I kept thinking of the bible story of Jesus in the boat on the ocean with his disciples and the ocean pounding their small fishing boats and the doubt and fear that set in. It reminded me to just trust and have faith that this would all be ok. We would be ok. I knew somehow that we would, but the world I found myself in was not exhibiting that at the moment.  There was nothing to do but go into survival mode and put my head down and watch my steps putting one foot in front of the other on that rocky water swollen path, the rain hiding my tears.

After figuring out that crying was not going to help, I found myself having another Forrest Gump moment.  I remembered the scene when the legless and angry Lieutenant Dan was in the crows nest on the shrimp boat during a hurricane, shaking his fist at God.  I stopped and shook my fist and screamed out as loud as I could, above the blasting rain and wind, what were to be the first words John had heard out of me in hours. "IS THIS ALL YOUVE GOT?" And other expletives.  John had no idea I was just being an idiot and quoting from the movie when at that moment the wind and rain blasted us even worse than it had before! I learned later that John didn't know whether to think I was the most courageous person he had ever known in that moment or the stupidest and would I please just shut the hell up what did I think I was doing screaming at God like that?  I think God had a pretty good laugh.  I know I did.

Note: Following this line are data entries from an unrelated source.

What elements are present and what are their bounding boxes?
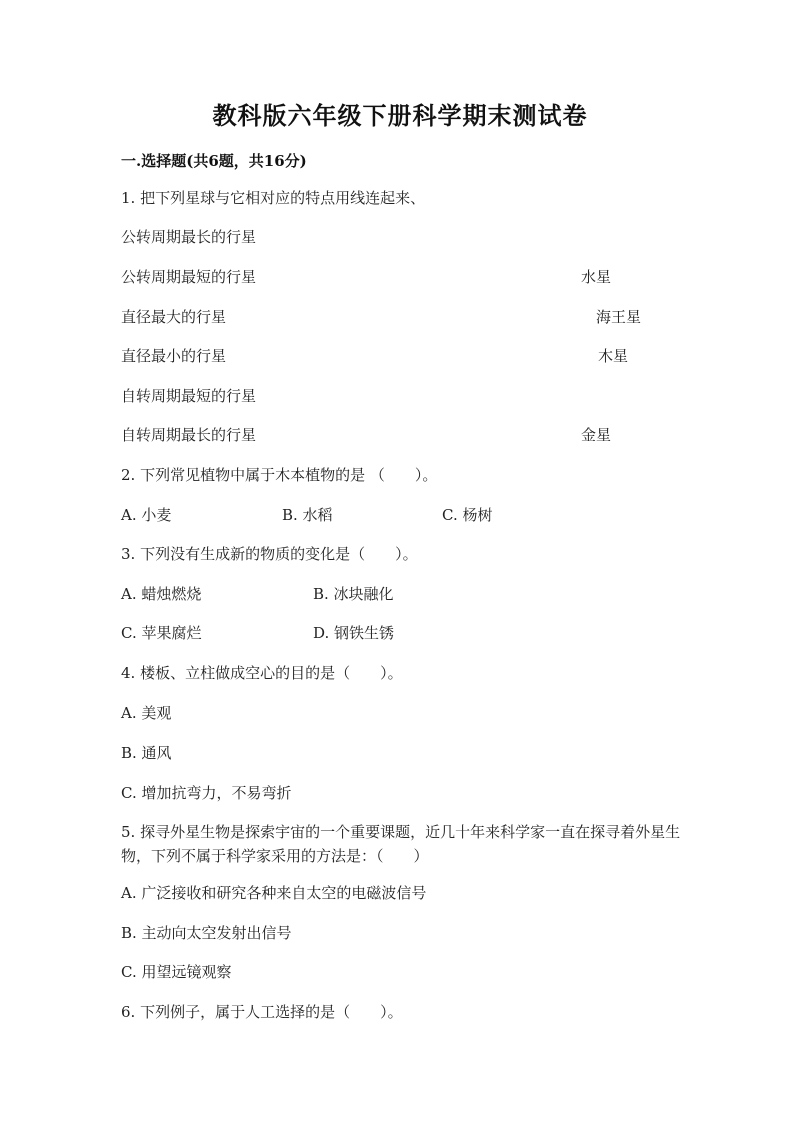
- q3-option: B. 冰块融化: [313, 585, 394, 603]
- question-5-stem: 5. 探寻外星生物是探索宇宙的一个重要课题，近几十年来科学家一直在探寻着外星生物，下列不属于科学家采用的方法是：（ ）: [121, 823, 681, 865]
- question-3-stem: 3. 下列没有生成新的物质的变化是（ ）。: [121, 545, 418, 563]
- question-2-stem: 2. 下列常见植物中属于木本植物的是 （ ）。: [121, 466, 438, 484]
- q1-right-item: 海王星: [596, 308, 642, 326]
- q1-left-item: 直径最小的行星: [121, 347, 227, 365]
- q1-left-item: 直径最大的行星: [121, 308, 227, 326]
- q4-option: C. 增加抗弯力，不易弯折: [121, 784, 292, 802]
- q1-right-item: 水星: [581, 268, 612, 286]
- q1-right-item: 金星: [581, 426, 612, 444]
- q5-option: A. 广泛接收和研究各种来自太空的电磁波信号: [121, 884, 427, 902]
- q1-left-item: 自转周期最短的行星: [121, 387, 257, 405]
- q1-left-item: 公转周期最短的行星: [121, 268, 257, 286]
- q3-option: A. 蜡烛燃烧: [121, 585, 202, 603]
- question-6-stem: 6. 下列例子，属于人工选择的是（ ）。: [121, 1003, 403, 1021]
- q3-option: C. 苹果腐烂: [121, 624, 202, 642]
- q5-option: C. 用望远镜观察: [121, 963, 232, 981]
- q2-option: B. 水稻: [282, 506, 333, 524]
- q1-left-item: 自转周期最长的行星: [121, 426, 257, 444]
- q2-option: C. 杨树: [442, 506, 493, 524]
- q4-option: A. 美观: [121, 704, 172, 722]
- page-title: 教科版六年级下册科学期末测试卷: [212, 101, 588, 130]
- q3-option: D. 钢铁生锈: [313, 624, 395, 642]
- question-1-stem: 1. 把下列星球与它相对应的特点用线连起来、: [121, 189, 426, 207]
- q5-option: B. 主动向太空发射出信号: [121, 924, 292, 942]
- q1-right-item: 木星: [598, 347, 629, 365]
- question-4-stem: 4. 楼板、立柱做成空心的目的是（ ）。: [121, 664, 403, 682]
- q2-option: A. 小麦: [121, 506, 172, 524]
- section-heading: 一.选择题(共6题，共16分): [121, 152, 307, 170]
- q1-left-item: 公转周期最长的行星: [121, 228, 257, 246]
- q4-option: B. 通风: [121, 744, 172, 762]
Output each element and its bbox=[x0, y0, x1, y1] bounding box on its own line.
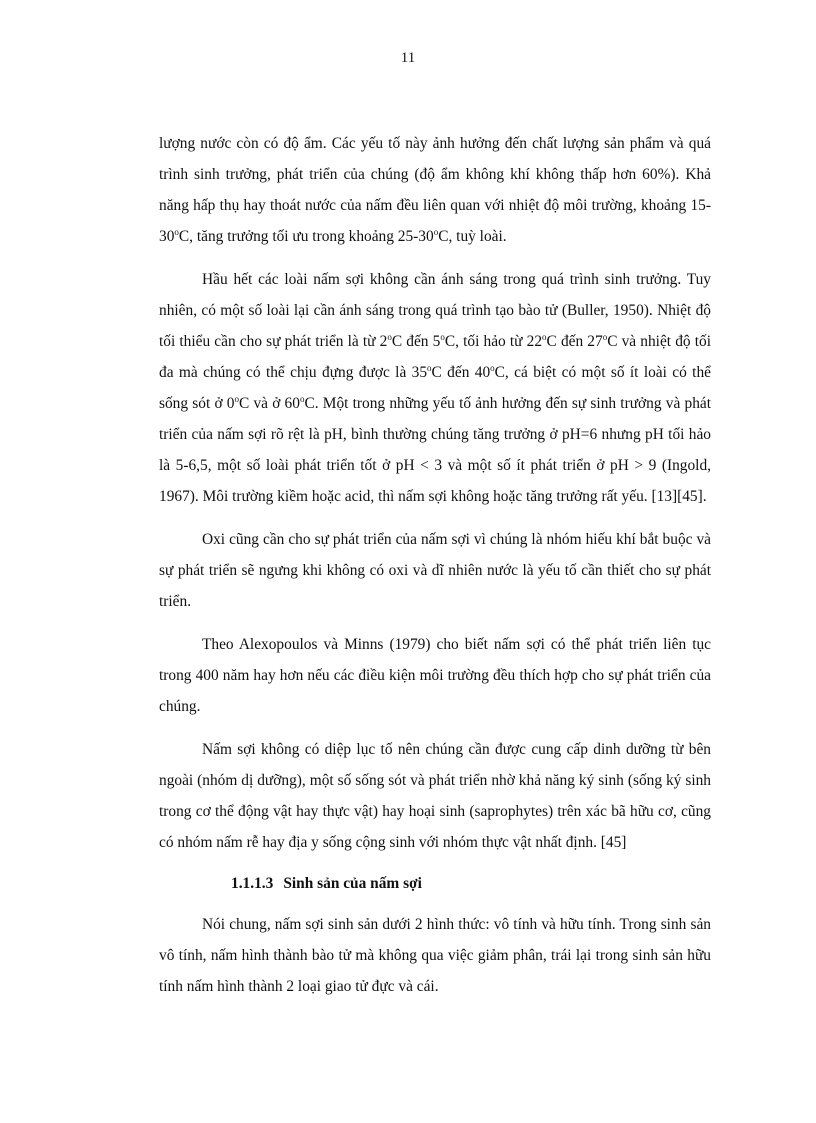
paragraph-oxygen: Oxi cũng cần cho sự phát triển của nấm sợi vì chúng là nhóm hiếu khí bắt buộc và sự phát triển sẽ ngưng khi không có oxi và dĩ nhiên nước là yếu tố cần thiết cho sự phát triển. bbox=[159, 531, 711, 610]
paragraph-reproduction: Nói chung, nấm sợi sinh sản dưới 2 hình thức: vô tính và hữu tính. Trong sinh sản vô tính, nấm hình thành bào tử mà không qua việc giảm phân, trái lại trong sinh sản hữu tính nấm hình thành 2 loại giao tử đực và cái. bbox=[159, 916, 711, 995]
document-body bbox=[159, 128, 711, 1014]
paragraph-light-temperature-ph: Hầu hết các loài nấm sợi không cần ánh sáng trong quá trình sinh trưởng. Tuy nhiên, có một số loài lại cần ánh sáng trong quá trình tạo bào tử (Buller, 1950). Nhiệt độ tối thiểu cần cho sự phát triển là từ 2$^o$C đến 5$^o$C, tối hảo từ 22$^o$C đến 27$^o$C và nhiệt độ tối đa mà chúng có thể chịu đựng được là 35$^o$C đến 40$^o$C, cá biệt có một số ít loài có thể sống sót ở 0$^o$C và ở 60$^o$C. Một trong những yếu tố ảnh hưởng đến sự sinh trưởng và phát triển của nấm sợi rõ rệt là pH, bình thường chúng tăng trưởng ở pH=6 nhưng pH tối hảo là 5-6,5, một số loài phát triển tốt ở pH < 3 và một số ít phát triển ở pH > 9 (Ingold, 1967). Môi trường kiềm hoặc acid, thì nấm sợi không hoặc tăng trưởng rất yếu. [13][45]. bbox=[159, 271, 711, 505]
paragraph-lifespan: Theo Alexopoulos và Minns (1979) cho biết nấm sợi có thể phát triển liên tục trong 400 năm hay hơn nếu các điều kiện môi trường đều thích hợp cho sự phát triển của chúng. bbox=[159, 636, 711, 715]
paragraph-nutrition: Nấm sợi không có diệp lục tố nên chúng cần được cung cấp dinh dưỡng từ bên ngoài (nhóm dị dưỡng), một số sống sót và phát triển nhờ khả năng ký sinh (sống ký sinh trong cơ thể động vật hay thực vật) hay hoại sinh (saprophytes) trên xác bã hữu cơ, cũng có nhóm nấm rễ hay địa y sống cộng sinh với nhóm thực vật nhất định. [45] bbox=[159, 741, 711, 851]
paragraph-humidity: lượng nước còn có độ ẩm. Các yếu tố này ảnh hưởng đến chất lượng sản phẩm và quá trình sinh trưởng, phát triển của chúng (độ ẩm không khí không thấp hơn 60%). Khả năng hấp thụ hay thoát nước của nấm đều liên quan với nhiệt độ môi trường, khoảng 15-30$^o$C, tăng trưởng tối ưu trong khoảng 25-30$^o$C, tuỳ loài. bbox=[159, 135, 711, 245]
page-number: 11 bbox=[400, 50, 416, 66]
section-title: Sinh sản của nấm sợi bbox=[283, 875, 422, 892]
section-number: 1.1.1.3 bbox=[231, 875, 274, 892]
section-heading bbox=[159, 868, 711, 899]
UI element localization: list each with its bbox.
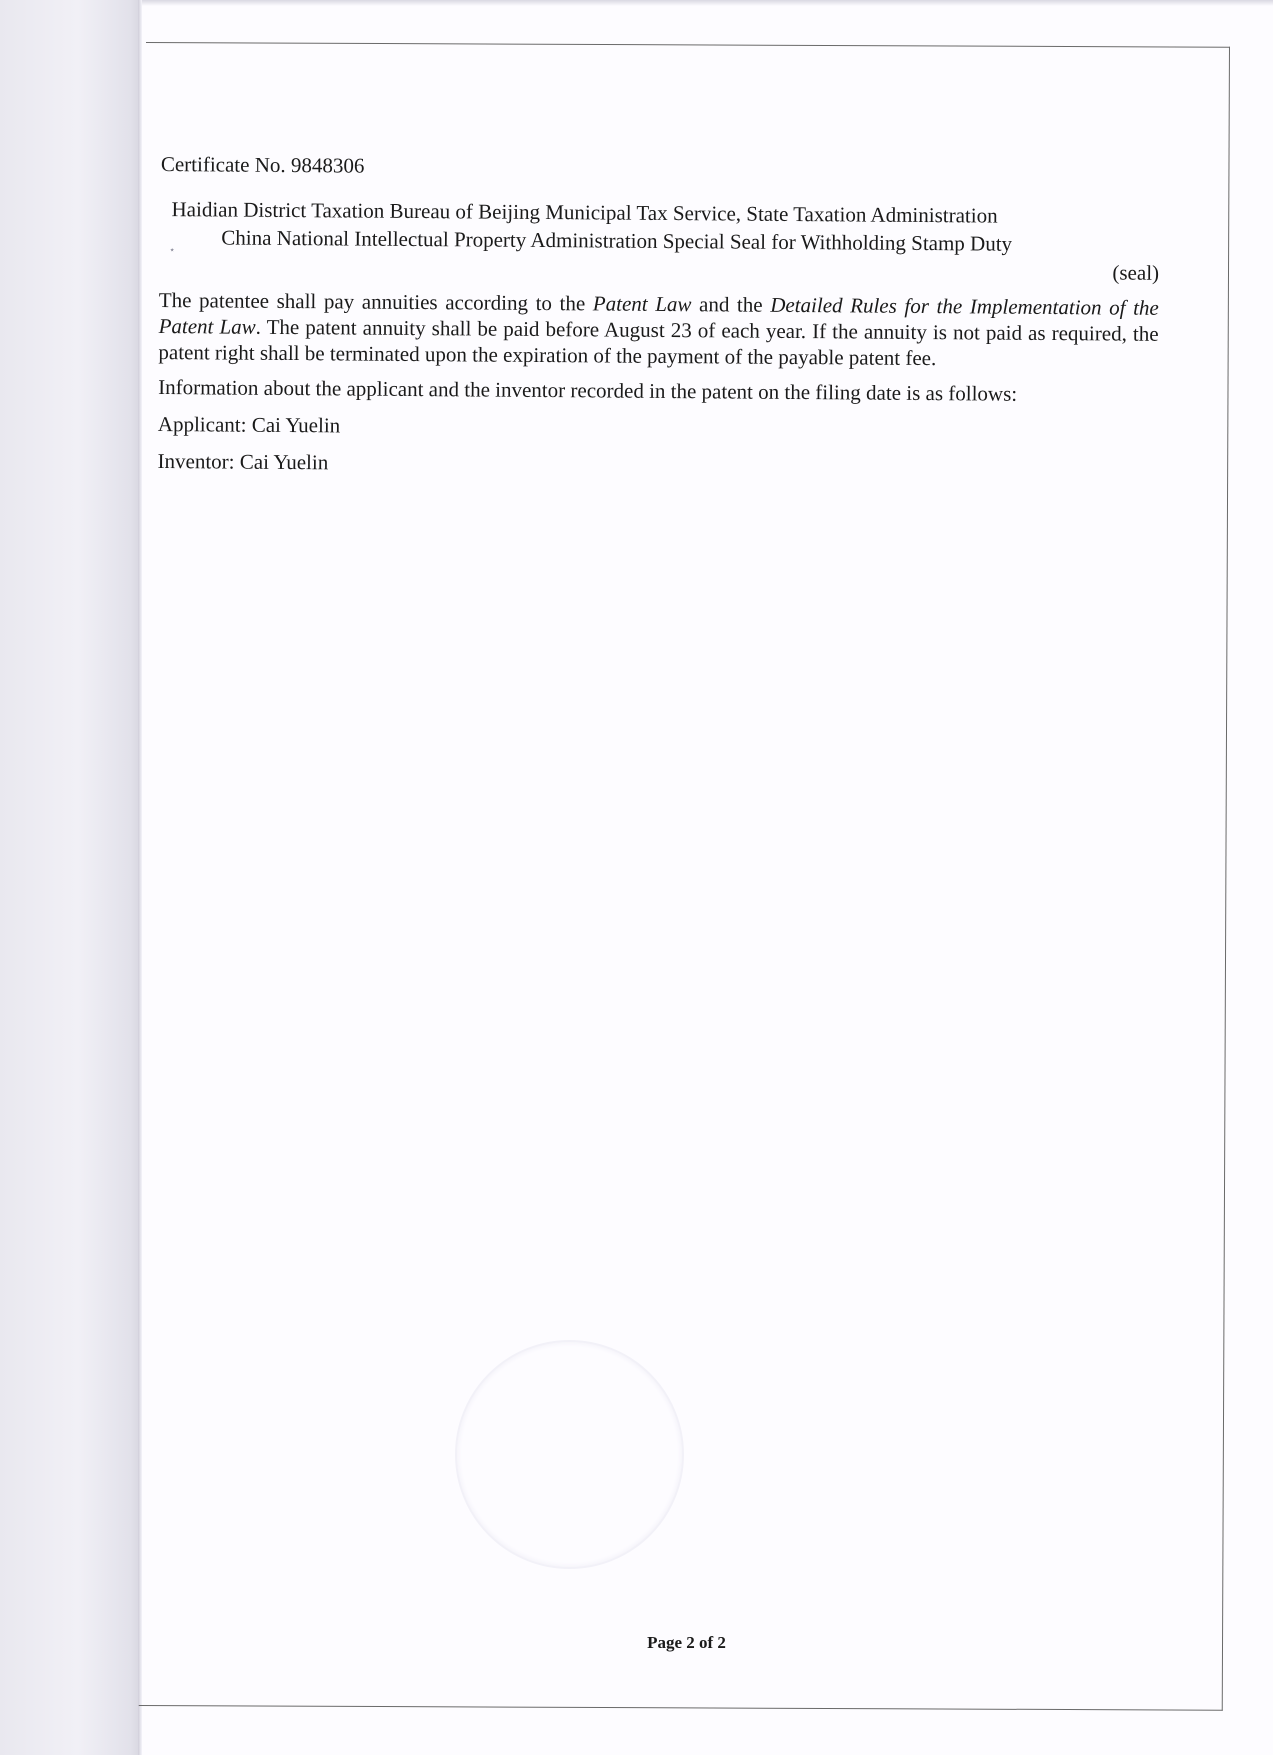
embossed-seal: [455, 1340, 684, 1569]
recorded-info-intro: Information about the applicant and the inventor recorded in the patent on the filing date is as follows:: [158, 374, 1018, 406]
annuity-text-1: The patentee shall pay annuities according to the: [158, 287, 593, 316]
page-number: Page 2 of 2: [647, 1633, 726, 1652]
ip-administration-seal-line: China National Intellectual Property Administration Special Seal for Withholding Stamp Duty: [221, 225, 1013, 256]
scan-speck: ⋆: [169, 245, 176, 256]
annuity-text-3: . The patent annuity shall be paid before August 23 of each year. If the annuity is not paid as required, the patent right shall be terminated upon the expiration of the payment of the payable patent fee.: [158, 314, 1159, 371]
applicant-line: Applicant: Cai Yuelin: [157, 411, 341, 438]
certificate-number: Certificate No. 9848306: [160, 152, 365, 178]
annuity-paragraph: [158, 287, 1159, 373]
patent-law-title: Patent Law: [592, 291, 692, 317]
inventor-line: Inventor: Cai Yuelin: [157, 448, 329, 475]
page-binding-shadow: [0, 0, 142, 1755]
top-edge-shadow: [142, 0, 1273, 6]
document-body: [157, 152, 1160, 494]
annuity-text-2: and the: [691, 292, 771, 317]
seal-note: (seal): [1112, 260, 1160, 285]
taxation-bureau-line: Haidian District Taxation Bureau of Beijing Municipal Tax Service, State Taxation Administration: [171, 197, 998, 228]
issuing-authority-block: [159, 195, 1160, 287]
detailed-rules-title: Detailed Rules for the Implementation of the Patent Law: [158, 292, 1159, 339]
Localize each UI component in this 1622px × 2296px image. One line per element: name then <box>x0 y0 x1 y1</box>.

We finally made it down off the mountain ridge and started to descend, knowing we would be seeing the ocean soon. And see the beautiful sea, we did. It motivated us to keep going.  We came to the gritty seaport town of Cee. Maybe it wasn't gritty but with all the rain and wet it sure felt that way to me.  We ended up losing the yellow arrows for the first time this entire journey.  We walked in circles in the pouring rain for an hour.  Once we asked a couple of people to point us in the right direction we found ourselves in the even smaller town of Corcubion.  We mistakenly thought here would be plenty of accommodation choices here which there were not.  Remember we had just come through an entire day of hell and no food, the bocadillo still tucked away in John's backpack.  Sorry for yelling at you like that earlier, God.  After wandering around in that town in a straight downpour for an hour we went back to the only pension we saw.  They had a room.  I was never so thankful for that room and that bocadillo in my life.  There was no way to go back out and try to find something to eat.  John did think it worth it to go out and get wine. You gotta do what you gotta do.

By now I had had it! I meant it this time.  I am getting a taxi tomorrow even though we are getting to Finnesterre tomorrow.  I'm just not doing this any more. I quit! Good night.